Asset quality impresses
A serious aspect to consider for all banks is the quality of the assets. Loan growth is a strength, but only if the loans are quality. Risky loans may offer a higher return but not if the debt cannot be repaid and turns to toxic debts. This is one reason we like Huntington. It is a relatively conservative lender and its asset quality continues to improve:
Source: SEC filings
Non-performing assets as a percentage of total assets keep improving. Non-performing assets fell by $98 million compared to the year-ago quarter, while quarterly net chargeoffs were 0.21% of average loans on an annualized basis, compared to 0.26% a year ago. This is a substantial improvement, and the efficiency ratio continues to impress us as well.

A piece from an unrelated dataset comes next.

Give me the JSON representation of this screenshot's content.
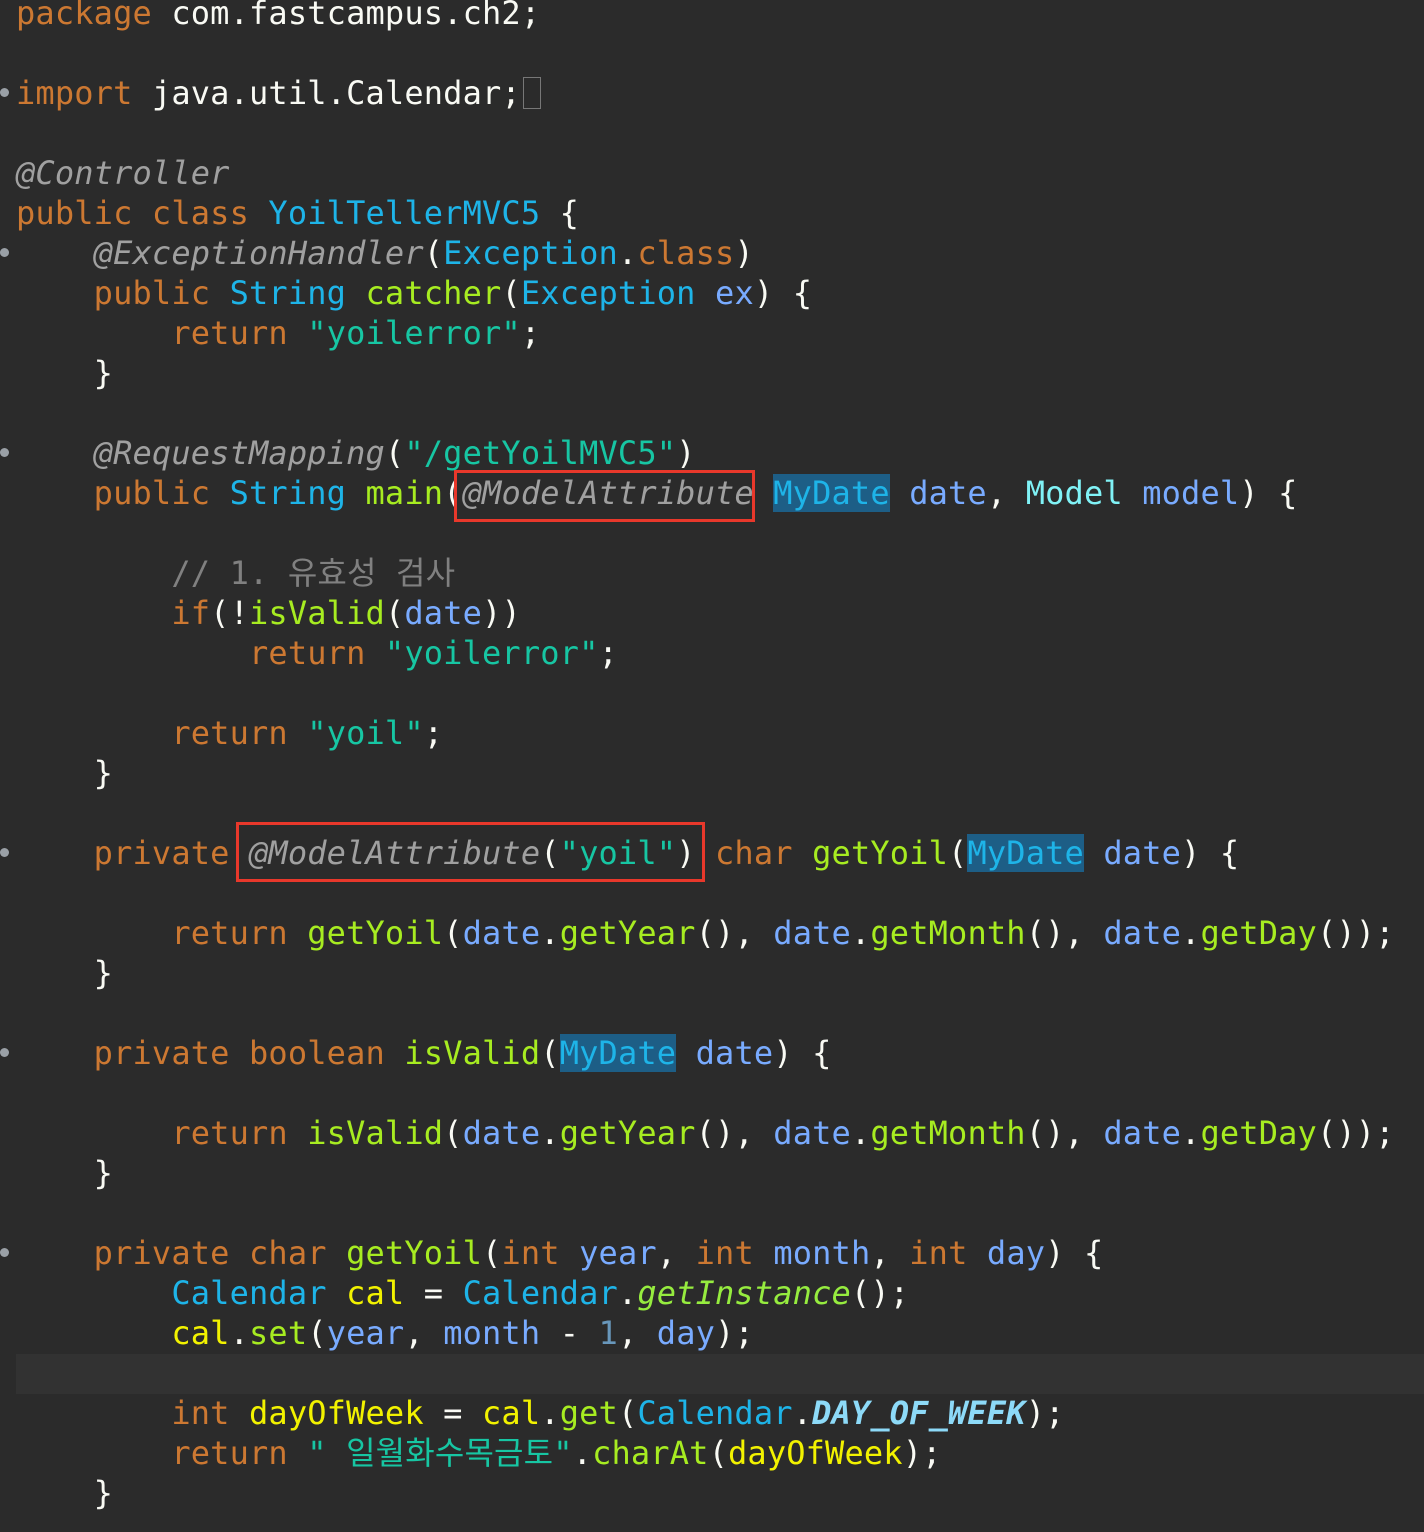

It should also be obvious to anyone reading our work on banks that we must always look for improvement in the efficiency ratio. The strongest banks have an efficiency ratio under 60%, with the ideal being around 50%. Well, this also a strength of the quarter. The efficiency ratio improved to 54.9% from 61.6% last year:
Source: SEC Filings
While the bank is of course still absorbing FirstMerit and it will take time to fully integrate, we will continue to be watching this metric closely in the future. We are pleased with what we see and anticipate this metric will dip under 60% in 2018. In fact, we project the efficiency ratio to approximate 54% to 56% for the year.
Huntington is improving on nearly every major asset quality indicator we examine. Continued solid revenue growth and focused expense controls combined to produce a great quarter. Tax reform will significantly boost 2018 performance and the bank is stronger than ever with the integration of FirstMerit. The bank still pays a solid dividend, with room for expansion. With shares still in the mid-teens ahead of a year that should see significant growth for financials, we think Huntington can be accumulated here.